Now the value of the currency in the world market is bad or good depending upon what are policies country willing to imposed on import and export. Since if the country is targetting more export then the lower currency value is considered as good for the economy and if the country is targetting more import then higher currency value is considered as good for the economy, read more on balance of trade.


This came in late but let me simplify things a little bit, An increased Real G.D.P of an economy will lead to Increase in Demand, Which will lead to Increase in Prices(inflation), this will then lead to Increased Real Interest Rates(The banks will try an make up for the increase in prices of goods), This of course now leads to Decreased Demand > Disinflation > Decreased Interest Rates > Decreased Real G.D.P.


Well, maybe it's poor phrasing by Investopedia. Inflation would drive interest rates up, but not the other way around.

All things being equal, increasing interest rates will reduce inflation or generate deflation.

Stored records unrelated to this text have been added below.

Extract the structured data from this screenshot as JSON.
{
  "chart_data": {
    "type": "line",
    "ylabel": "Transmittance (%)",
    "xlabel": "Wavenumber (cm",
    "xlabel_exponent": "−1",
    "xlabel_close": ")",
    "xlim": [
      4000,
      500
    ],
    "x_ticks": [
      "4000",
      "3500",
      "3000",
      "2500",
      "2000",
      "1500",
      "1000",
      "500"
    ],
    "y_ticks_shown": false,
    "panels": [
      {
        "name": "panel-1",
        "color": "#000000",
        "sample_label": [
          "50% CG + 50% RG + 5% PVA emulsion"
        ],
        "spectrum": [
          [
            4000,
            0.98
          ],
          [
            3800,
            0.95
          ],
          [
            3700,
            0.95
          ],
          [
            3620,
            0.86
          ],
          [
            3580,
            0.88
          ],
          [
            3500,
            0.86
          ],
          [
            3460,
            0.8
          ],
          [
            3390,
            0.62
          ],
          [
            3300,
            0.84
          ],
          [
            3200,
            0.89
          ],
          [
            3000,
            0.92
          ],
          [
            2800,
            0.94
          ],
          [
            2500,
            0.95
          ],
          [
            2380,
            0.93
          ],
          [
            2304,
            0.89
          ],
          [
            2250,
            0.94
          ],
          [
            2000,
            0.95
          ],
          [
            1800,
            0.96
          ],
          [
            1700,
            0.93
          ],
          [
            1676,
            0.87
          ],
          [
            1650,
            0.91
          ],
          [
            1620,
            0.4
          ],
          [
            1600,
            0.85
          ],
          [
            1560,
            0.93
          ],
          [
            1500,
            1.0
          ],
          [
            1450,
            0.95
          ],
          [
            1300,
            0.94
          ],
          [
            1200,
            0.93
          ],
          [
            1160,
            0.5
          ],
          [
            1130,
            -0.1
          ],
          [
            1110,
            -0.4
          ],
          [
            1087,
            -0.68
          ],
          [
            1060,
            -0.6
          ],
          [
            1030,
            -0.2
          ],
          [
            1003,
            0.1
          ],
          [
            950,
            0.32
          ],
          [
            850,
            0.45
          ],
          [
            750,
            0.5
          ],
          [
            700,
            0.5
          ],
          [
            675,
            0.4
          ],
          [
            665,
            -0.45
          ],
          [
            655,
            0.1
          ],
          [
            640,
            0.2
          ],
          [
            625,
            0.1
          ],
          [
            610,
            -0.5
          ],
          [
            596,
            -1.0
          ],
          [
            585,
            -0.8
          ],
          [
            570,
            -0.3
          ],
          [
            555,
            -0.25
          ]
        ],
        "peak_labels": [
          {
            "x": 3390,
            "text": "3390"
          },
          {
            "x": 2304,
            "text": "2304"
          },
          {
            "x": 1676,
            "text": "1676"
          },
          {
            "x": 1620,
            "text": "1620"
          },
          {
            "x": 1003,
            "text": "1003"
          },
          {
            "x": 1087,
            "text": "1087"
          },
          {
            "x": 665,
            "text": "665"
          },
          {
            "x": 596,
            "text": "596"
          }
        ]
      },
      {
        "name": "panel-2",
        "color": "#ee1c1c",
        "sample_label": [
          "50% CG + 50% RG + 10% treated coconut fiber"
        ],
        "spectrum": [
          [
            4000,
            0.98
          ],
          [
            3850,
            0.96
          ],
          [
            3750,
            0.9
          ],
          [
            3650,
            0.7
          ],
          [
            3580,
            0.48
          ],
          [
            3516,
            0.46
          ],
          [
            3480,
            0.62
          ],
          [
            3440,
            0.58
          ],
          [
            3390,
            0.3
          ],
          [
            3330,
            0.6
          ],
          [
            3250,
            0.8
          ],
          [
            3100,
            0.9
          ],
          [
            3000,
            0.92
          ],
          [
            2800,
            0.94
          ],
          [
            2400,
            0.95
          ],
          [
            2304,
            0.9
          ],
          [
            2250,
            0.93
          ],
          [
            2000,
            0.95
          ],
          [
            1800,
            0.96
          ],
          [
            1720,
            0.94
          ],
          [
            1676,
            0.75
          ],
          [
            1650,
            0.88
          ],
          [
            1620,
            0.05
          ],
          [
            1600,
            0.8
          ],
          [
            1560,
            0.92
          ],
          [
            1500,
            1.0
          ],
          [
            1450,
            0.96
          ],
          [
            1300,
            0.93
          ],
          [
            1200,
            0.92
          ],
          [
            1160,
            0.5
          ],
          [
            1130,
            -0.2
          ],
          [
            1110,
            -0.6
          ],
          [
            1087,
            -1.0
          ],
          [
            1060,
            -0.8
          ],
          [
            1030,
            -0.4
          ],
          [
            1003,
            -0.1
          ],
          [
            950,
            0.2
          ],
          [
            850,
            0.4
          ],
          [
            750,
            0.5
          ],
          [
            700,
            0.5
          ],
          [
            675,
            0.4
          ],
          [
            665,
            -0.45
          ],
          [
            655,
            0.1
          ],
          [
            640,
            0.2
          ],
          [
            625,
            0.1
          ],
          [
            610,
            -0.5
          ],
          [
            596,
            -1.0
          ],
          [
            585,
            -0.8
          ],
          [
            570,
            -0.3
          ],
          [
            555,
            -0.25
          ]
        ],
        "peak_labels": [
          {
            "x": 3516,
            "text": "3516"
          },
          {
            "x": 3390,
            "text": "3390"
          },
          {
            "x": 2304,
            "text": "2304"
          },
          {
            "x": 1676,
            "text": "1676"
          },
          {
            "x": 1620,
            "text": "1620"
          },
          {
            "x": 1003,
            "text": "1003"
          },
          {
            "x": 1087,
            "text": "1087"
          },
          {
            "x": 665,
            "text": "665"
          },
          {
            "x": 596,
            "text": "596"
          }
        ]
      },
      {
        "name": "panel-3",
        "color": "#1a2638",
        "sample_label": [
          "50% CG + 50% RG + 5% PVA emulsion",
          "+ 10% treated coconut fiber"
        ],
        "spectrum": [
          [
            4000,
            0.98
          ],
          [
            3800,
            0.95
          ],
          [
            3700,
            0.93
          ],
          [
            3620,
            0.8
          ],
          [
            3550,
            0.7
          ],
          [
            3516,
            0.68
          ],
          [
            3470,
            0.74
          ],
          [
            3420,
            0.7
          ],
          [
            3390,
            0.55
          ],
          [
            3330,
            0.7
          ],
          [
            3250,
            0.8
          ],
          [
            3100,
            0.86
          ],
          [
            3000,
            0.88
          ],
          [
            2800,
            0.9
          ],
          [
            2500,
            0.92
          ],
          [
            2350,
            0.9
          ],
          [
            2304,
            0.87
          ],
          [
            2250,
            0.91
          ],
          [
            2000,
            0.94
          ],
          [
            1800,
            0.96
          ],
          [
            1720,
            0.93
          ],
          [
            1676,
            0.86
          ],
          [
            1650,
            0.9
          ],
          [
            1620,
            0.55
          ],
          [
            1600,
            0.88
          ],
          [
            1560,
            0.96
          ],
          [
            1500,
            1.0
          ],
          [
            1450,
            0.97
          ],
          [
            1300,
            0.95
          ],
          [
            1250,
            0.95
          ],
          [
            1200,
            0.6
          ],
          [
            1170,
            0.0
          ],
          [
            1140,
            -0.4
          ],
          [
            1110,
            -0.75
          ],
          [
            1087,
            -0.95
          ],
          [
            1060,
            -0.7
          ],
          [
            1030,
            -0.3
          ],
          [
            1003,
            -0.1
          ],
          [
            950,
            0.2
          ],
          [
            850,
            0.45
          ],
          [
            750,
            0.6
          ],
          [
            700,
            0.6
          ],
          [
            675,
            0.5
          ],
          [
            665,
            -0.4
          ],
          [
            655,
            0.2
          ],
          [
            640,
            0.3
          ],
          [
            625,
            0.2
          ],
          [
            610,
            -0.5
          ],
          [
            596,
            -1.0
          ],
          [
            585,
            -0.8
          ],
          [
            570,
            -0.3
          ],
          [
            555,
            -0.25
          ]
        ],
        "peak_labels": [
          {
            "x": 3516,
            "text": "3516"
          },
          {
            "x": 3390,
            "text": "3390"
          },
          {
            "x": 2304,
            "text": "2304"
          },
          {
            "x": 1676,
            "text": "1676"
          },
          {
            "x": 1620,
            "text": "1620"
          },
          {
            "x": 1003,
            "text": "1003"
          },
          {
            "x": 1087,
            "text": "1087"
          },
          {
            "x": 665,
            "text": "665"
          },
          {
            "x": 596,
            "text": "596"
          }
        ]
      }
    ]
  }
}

In the real world, all things are not equal and when interest rates start going up, it's often trying to keep up with inflation, so they end up linked together.

As for the currency appreciation, higher interest rates won't drive all form of investment up, only lending from global markets will increase. On the other hand, businesses will be incentivized to relocate outside the country and also consumers will be importing a lot more.


While individual actions can be an important variable in determining exchange rates, the role of private banks far outweighs what the public can and does do.

While there are non-monetary factors in determining exchange rate, monetary components are still of primary importance.

Put simply, banks create money. They create money (aka liquidity) by mismatching short term debt with long term assets (maturity mismatching). When banks face higher interest rates, they can not create as much money (we are talking broad money like M3). So less money from nation X relative to nation Y, means the money from nation X will go up.

If you are curious about this works, I suggest reading the following graphs.

Here is a value of the US dollar over time (weighted against multiple currencies):


Here is a graph of the M3 money supply:

http://www.shadowstats.com/charts/monetary-base-money-supply (4th chart down...the long term one).

Notice how they share the peaks in 1985, a trough from 1990 to 1995, a peak in 2003 and then a downswing in 2005. That to me is a pretty good correlation and proof that more money (M3) = weaker dollar.